A person receives a booster shoot of the Moderna coronavirus vaccine
Flagship develops and finances companies like Moderna, whose mRNA platform yielded the Covid vaccine © Pool/AFP/Getty Images

Flagship Pioneering, the venture capital fund that launched Moderna, is planning to create a spree of new biotechs harnessing generative artificial intelligence to power drug discovery after securing $3.6bn in funding from its financial backers.

As part of its latest fundraise, the venture firm raised $2.6bn for its eighth fund and $1bn to deploy across parallel funds, which will invest in specific sectors, such as certain diagnostics or therapeutics. Flagship is also likely to raise extra money for its eighth fund later this year, helping it meet a target of $3bn for the investment vehicle.

Much of the investments from Flagship’s fund VIII will be focused on platforms that use AI in novel ways to develop drugs, according to Noubar Afeyan, who founded Flagship in 2000. “Each of the pools of capital we raise supports around 25 companies; I wouldn’t be surprised if the majority of [the companies in fund VIII] are but for AI we wouldn’t do them,” said Afeyan.

Ideas that Flagship are developing include using AI to generate novel chemical materials which serve as the building blocks of medicines, as well as using the technology to automate hypothesis generation for scientists. “AI is a prosthesis for your imagination — your ability to leap dramatically changes using these tools,” said Afeyan. The money from Flagship’s eighth fund will be spent over the next three years.

Flagship, which has 40 companies in its portfolio, not only bankrolls biotech start-ups, it also generates the ideas for them in-house and builds them from the ground up, before bringing in outside investors.

The close of Flagship’s latest raise is a bullish sign for venture investment in biotech, which has been trying to recover following a downturn caused by the end of a pandemic-inspired boom in addition to a series of interest rate hikes.

Arch Venture Partners, another leading biotech investor, started raising a $3bn fund earlier this year. Flagship closed its last fund, which raised a record $3.4bn, in June 2021 during the pandemic.

Flagship — which is based in Cambridge, Massachusetts — has a total of $14bn of assets under management, making it one of the world’s biggest specialist biotech investors. The VC firm already has big investments in AI, including Generate Biomedicines which completed the biggest funding round for a biotech last year.

Flagship’s investment strategy has typically centred on founding platform companies aimed at revolutionising an area of medicine, such as Moderna’s mRNA platform that yielded the blockbuster Covid vaccine. But Afeyan said the VC firm is increasingly investing in biotechs focused on developing individual drugs.

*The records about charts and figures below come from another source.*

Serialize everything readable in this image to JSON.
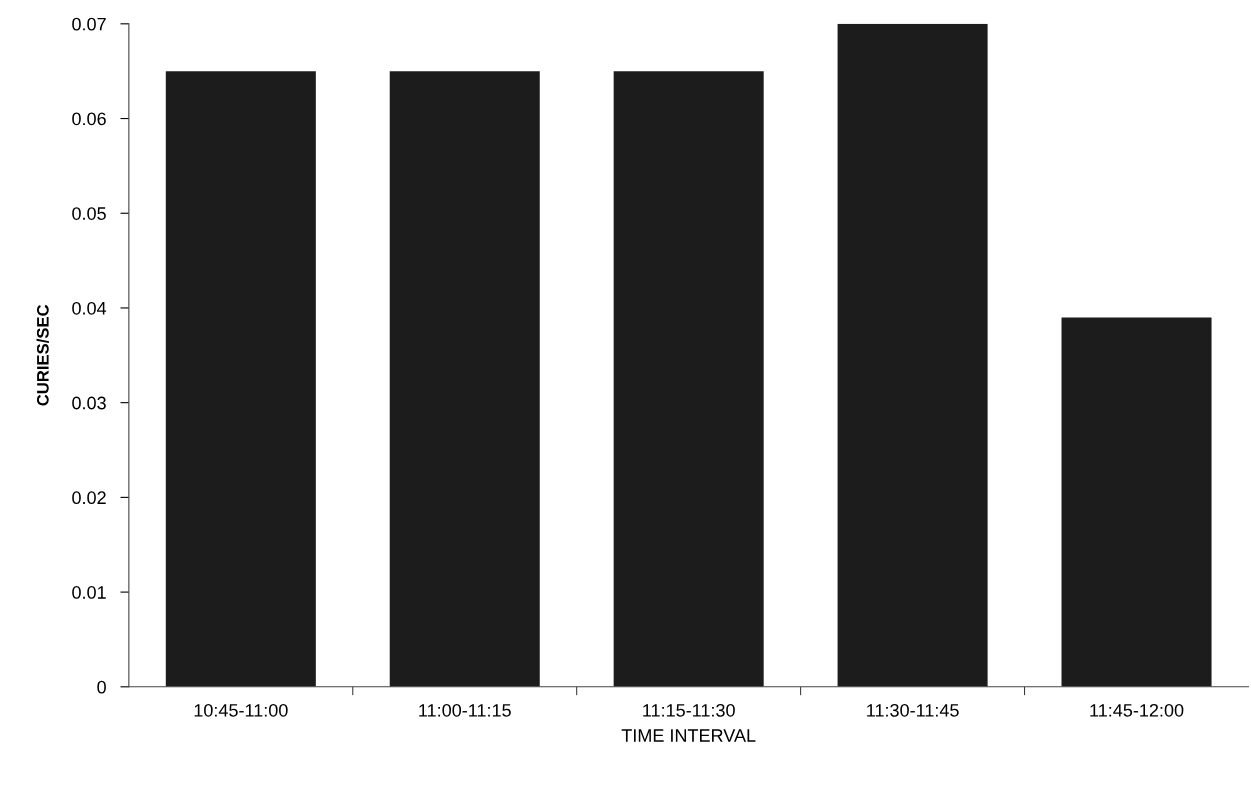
{
  "chart_data": {
    "type": "bar",
    "xlabel": "TIME INTERVAL",
    "ylabel": "CURIES/SEC",
    "categories": [
      "10:45-11:00",
      "11:00-11:15",
      "11:15-11:30",
      "11:30-11:45",
      "11:45-12:00"
    ],
    "values": [
      0.065,
      0.065,
      0.065,
      0.07,
      0.039
    ],
    "color": "#1c1c1c",
    "ylim": [
      0,
      0.07
    ],
    "yticks": [
      0,
      0.01,
      0.02,
      0.03,
      0.04,
      0.05,
      0.06,
      0.07
    ],
    "grid": false
  }
}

At least a quarter of investments from its last fund were deployed through Flagship’s Pioneering Medicines arm, which partners with pharma groups such as Novo Nordisk and Pfizer, on developing drugs. “We have absolutely responded to the [criticism] ‘don’t platforms take a long time and even if they’re a big return, doesn’t it take six, seven, eight years?” said Afeyan. “The answer is we now have a dozen programmes, and there’ll be two dozen, probably over the next year and a half of single asset programmes.”